We certainly could do that. But the fact remains that if African American children continue to be less likely to learn to read and write and do math than White children, and less likely to graduate from high school, then this will contribute to other unequal outcomes down the road. Education is not a cure-all for labor market discrimination, and educational disparities don’t fully account for the Black-White earnings gap. But they partially account for that gap while also leaving people less able to organize politically, protect themselves from financial scams and otherwise navigate the modern world. Stigmatizing the use of test scores and grades to measure learning undermines policymakers’ ability to make the case for reforms to promote equity — from providing air conditioning in schools to combating racially biased low expectations among teachers...

I disagree with most of this piece (Yglesias is much too soft on his fellow leftists), but he's got a point about the toxicity of Ibram X. Kendi, which is something I'm dealing with at my college, and which Tucker Carlson has been hammering in recent segments as "the most destructive ideology" of our lifetimes. 

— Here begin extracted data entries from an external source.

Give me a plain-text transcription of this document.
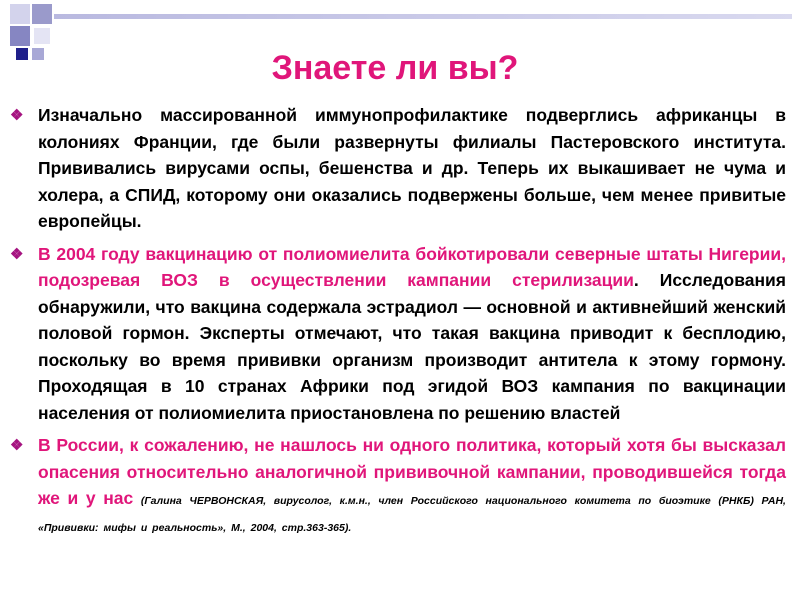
Знаете ли вы?
❖ Изначально массированной иммунопрофилактике подверглись африканцы в колониях Франции, где были развернуты филиалы Пастеровского института. Прививались вирусами оспы, бешенства и др. Теперь их выкашивает не чума и холера, а СПИД, которому они оказались подвержены больше, чем менее привитые европейцы.
❖ В 2004 году вакцинацию от полиомиелита бойкотировали северные штаты Нигерии, подозревая ВОЗ в осуществлении кампании стерилизации. Исследования обнаружили, что вакцина содержала эстрадиол — основной и активнейший женский половой гормон. Эксперты отмечают, что такая вакцина приводит к бесплодию, поскольку во время прививки организм производит антитела к этому гормону. Проходящая в 10 странах Африки под эгидой ВОЗ кампания по вакцинации населения от полиомиелита приостановлена по решению властей
❖ В России, к сожалению, не нашлось ни одного политика, который хотя бы высказал опасения относительно аналогичной прививочной кампании, проводившейся тогда же и у нас (Галина ЧЕРВОНСКАЯ, вирусолог, к.м.н., член Российского национального комитета по биоэтике (РНКБ) РАН, «Прививки: мифы и реальность», М., 2004, стр.363-365).
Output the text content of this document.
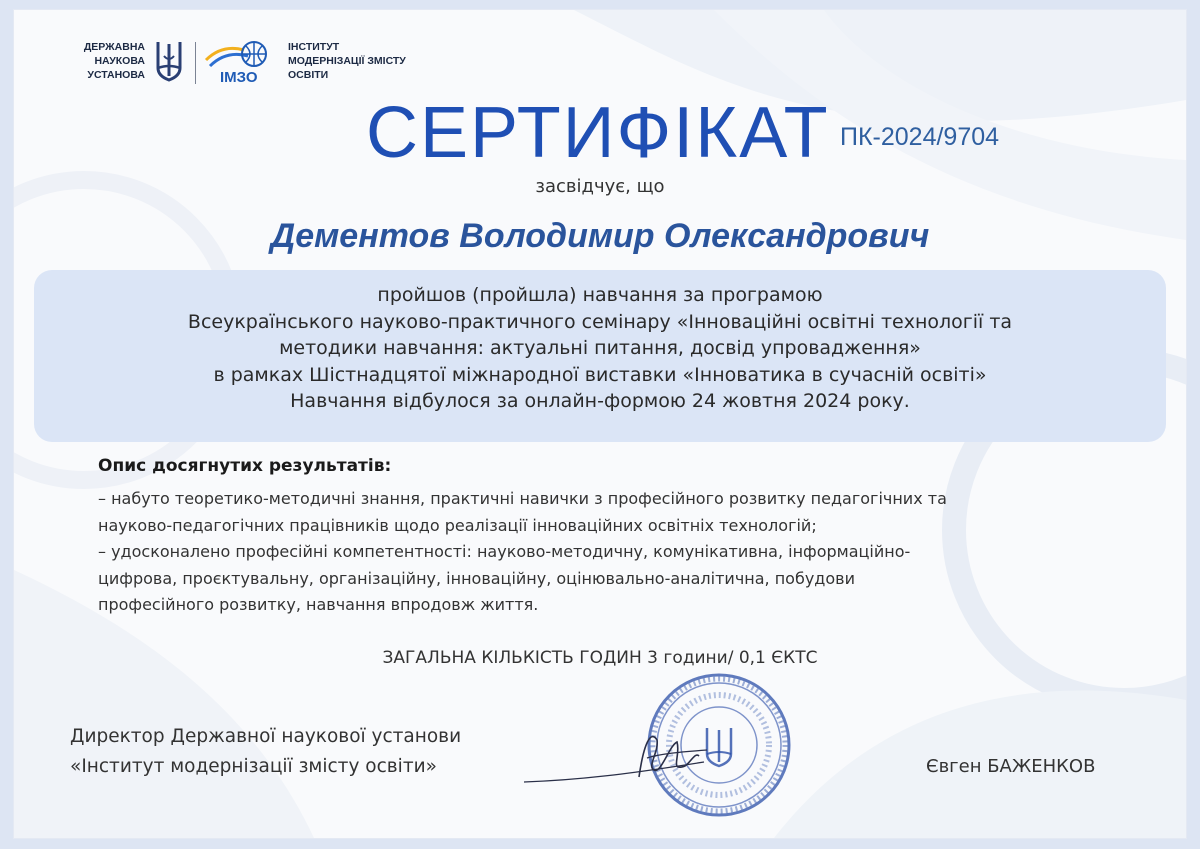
ДЕРЖАВНА
НАУКОВА
УСТАНОВА	ІМЗО
ІНСТИТУТ
МОДЕРНІЗАЦІЇ ЗМІСТУ
ОСВІТИ
СЕРТИФІКАТ ПК-2024/9704
засвідчує, що
Дементов Володимир Олександрович
пройшов (пройшла) навчання за програмою
Всеукраїнського науково-практичного семінару «Інноваційні освітні технології та
методики навчання: актуальні питання, досвід упровадження»
в рамках Шістнадцятої міжнародної виставки «Інноватика в сучасній освіті»
Навчання відбулося за онлайн-формою 24 жовтня 2024 року.
Опис досягнутих результатів:
– набуто теоретико-методичні знання, практичні навички з професійного розвитку педагогічних та
науково-педагогічних працівників щодо реалізації інноваційних освітніх технологій;
– удосконалено професійні компетентності: науково-методичну, комунікативна, інформаційно-
цифрова, проєктувальну, організаційну, інноваційну, оцінювально-аналітична, побудови
професійного розвитку, навчання впродовж життя.
ЗАГАЛЬНА КІЛЬКІСТЬ ГОДИН 3 години/ 0,1 ЄКТС
Директор Державної наукової установи
«Інститут модернізації змісту освіти»	Євген БАЖЕНКОВ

It's bad. Very bad. And as hard as it is, I sure hope more and more parents yank their kids out of public schools. That will help, but then there's the universities families have to consider. Professor William Jacobson created a new website to track racial indoctrination on campuses all across the country, and with luck, the word will get out, and spread farther, and more and more families will vote with their dollars, and they'll ultimately abandon all the "woke" education B.S., turning instead, one hopes, to decent, family-values oriented educational institutions. 

Again, this is not easy to do, especially for families who're not wealthy, but if enough families indeed choose alternative educational paths for their kids, sooner or later the "woke" totalitarians will get what's coming to them --- ultimate repudiation and banishment from polite society.